Het buitendijkse land (gors) ‘Ruigenhil’ wordt vanaf 1561 ingedijkt waarna het gelijknamige dijkdorp wordt gebouwd. Willem van Oranje liet het dorp Ruigenhil vanaf 1583 verstevigen ter bescherming tegen de oprukkende Spanjaarden. Na zijn dood draagt de stad zijn naam: Willemstad. Zoon Prins Maurits organiseert het plaatselijke bestuur en neemt Willemstad onder zijn bescherming… Lees meer

H

et eerste bestek van bedijking van de gorzen Ruigenhil dateert uit 1561. In 1564 werden de kavels uitgezet en in 1565 werd begonnen met de aanleg van het dijkdorp Ruigenhil. Nadat Steenbergen in handen van de Spanjaarden viel, gaf Willem van Oranje op 30 juli 1583 opdracht aan ingenieur Abraham Andries, vestingbouwkundige, het dorp Ruigenhil te versterken.Toen Willem van Oranje in 1584 door de aanslag van Balthasar Gerards overleed, is de stad door Prins Maurits (1) naar zijn vader vernoemd: Willemstad.

Dorp Ruigenhil in 1565

Landmeter Jan Symonsz kreeg opdracht een dorp uit te leggen en er kaarten van te maken. Hij nam als voorbeeld een beproefd dorpsplan dat eerder op Flakkee was ontstaan – vandaar de naam Flakkees dorpstype. Loodrecht op de dijk werd een straat met een breed middenpad aangelegd, de Voorstraat, bedoeld voor de meer voorname bebouwing. Aan weerszijden werden twee achterstraten aangelegd, de West- en Oostachterstraat, die dienden tot ontsluiting van de erven van de Voorstraat. (Nu hebben wij nog steeds de Achterstraat – ex Oostachterstraat – en de Groenstraat – ex Westachterstraat).  Aan het einde van de Voorstraat kwam een vierkant kerkhof met daaromheen een ‘ring’ van huizen, aanvankelijk ‘Rinck van den Kerkhove’ geheten, later, na de bouw van de Koepelkerk, Kerkring.

De bastions

Eerst na 1700 komen de huidige namen van de bastions voor. Ze werden vernoemd naar de zeven provincies van de toenmalige republiek. Naar gelang de rangschikking van de afgevaardigden van de provincies in de vergadering van de Staten-Generaal kregen ze de namen Gelderland, Holland, Utrecht, Zeeland, Friesland, Overijssel en Groningen.

Het wapen van Willemstad

In het jaar 1587 nam Prins Maurits het eiland waarop De Ruigenhil was gelegen onder zijn bescherming en aanvaardde het gouverneurschap dat de inwoners hem aanboden.

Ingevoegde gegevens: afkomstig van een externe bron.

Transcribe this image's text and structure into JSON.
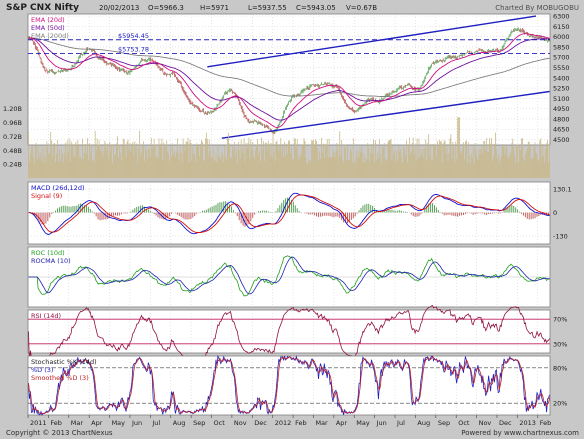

Uit dat jaar is een tekening bewaard gebleven van het oudste stadswapen. Het wapenschild is omkranst door twee takken met oranjeappels met daarboven een medaillon met het jaartal 1587 en onder een banderol met daarin de spreuk: Fortitudo Mea Deus (“Want gij zijt de God mijner Sterkte”).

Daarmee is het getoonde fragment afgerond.